Are tropical reptiles really declining? A six-year survey of snakes in a tropical coastal rainforest: role of prey and environment


snake demography
climate change
Drake Bay
reptile population
demografía de serpientes
cambio climático
Bahía Drake
población de reptiles

How to Cite

Barquero González, J. P., Stice, T. L., Gómez, G., & Monge-Nájera, J. (2020). Are tropical reptiles really declining? A six-year survey of snakes in a tropical coastal rainforest: role of prey and environment. Revista De Biología Tropical, 68(1), 336–343.
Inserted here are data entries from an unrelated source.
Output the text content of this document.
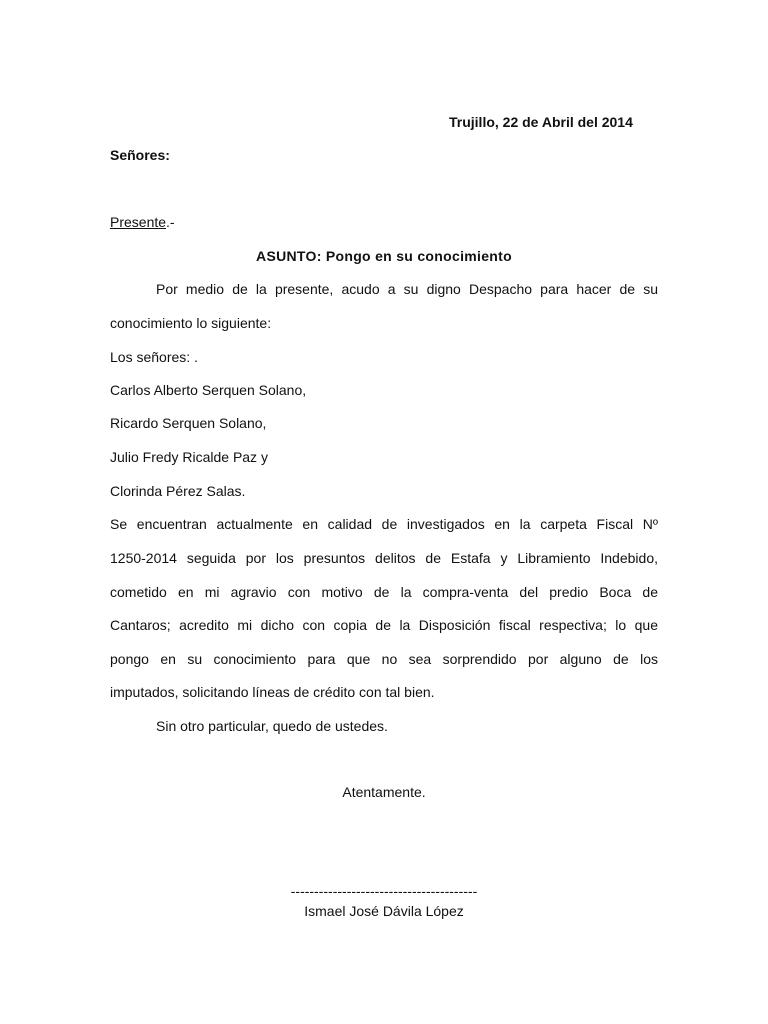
Trujillo, 22 de Abril del 2014
Señores:
Presente.-
ASUNTO: Pongo en su conocimiento
Por medio de la presente, acudo a su digno Despacho para hacer de su
conocimiento lo siguiente:
Los señores: .
Carlos Alberto Serquen Solano,
Ricardo Serquen Solano,
Julio Fredy Ricalde Paz y
Clorinda Pérez Salas.
Se encuentran actualmente en calidad de investigados en la carpeta Fiscal Nº
1250-2014 seguida por los presuntos delitos de Estafa y Libramiento Indebido,
cometido en mi agravio con motivo de la compra-venta del predio Boca de
Cantaros; acredito mi dicho con copia de la Disposición fiscal respectiva; lo que
pongo en su conocimiento para que no sea sorprendido por alguno de los
imputados, solicitando líneas de crédito con tal bien.
Sin otro particular, quedo de ustedes.
Atentamente.
----------------------------------------
Ismael José Dávila López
Introduction: Even though snake declines seem to be a reality in many parts of the world, some reports are based on anecdotal evidence and there is a need of prolonged and intensive studies, especially in the tropics, for corroboration. Objective: To investigate if snake populations in Drake Bay are decreasing, and if there is a relationship with prey, time, temperature, rain and moonlight. Methods: We counted snakes seen per hour when walking along a single trail in the coastal forest of Drake Bay, Costa Rica. We walked the trail at night for a total of 842 nights (over 4 000 hours of observations), from 2012 through 2017 and recorded all the individual snakes we could see with head flashlights. We used ANOVA tests to check correlations among counts per hour with moonlight and rain; and graphic analysis for associations with diet, temperature, month and year. Results: We recorded 25 species (five families); which feed mostly on terrestrial vertebrates. Counts per hour have fallen over the years, especially for species that prey on amphibians and reptiles; Mastigodryas melanolomus has remained in similar numbers; and Siphlophis compressus has not been seen since May 2016. Temperature is relatively constant along the year in Drake, but month strongly affected the counts, which increased from August to September. Most species were seen more often in rainy nights (0.11 per hour versus only 0.03 per hour in nights without rain, ANOVA P < 0.05); we saw less Leptodeira septentrionalis on bright nights (0.12 per hour, versus 0.21 per hour in dark nights; ANOVA, P = 0.01), but all other species were unaffected by moonlight (ANOVA, P > 0.05). Conclusion: Night field counts of snakes in Drake Bay, Costa Rica, are not strongly affected by light or temperature, but are lower when there is no rain and show a strong decline from 2012 through 2017, particularly for species that feed on amphibians and reptiles. We have no reason to believe that the decline is an erroneous interpretation or that the snakes moved elsewhere, the decline of snakes in Drake seems to be real and needs attention from the conservation authorities.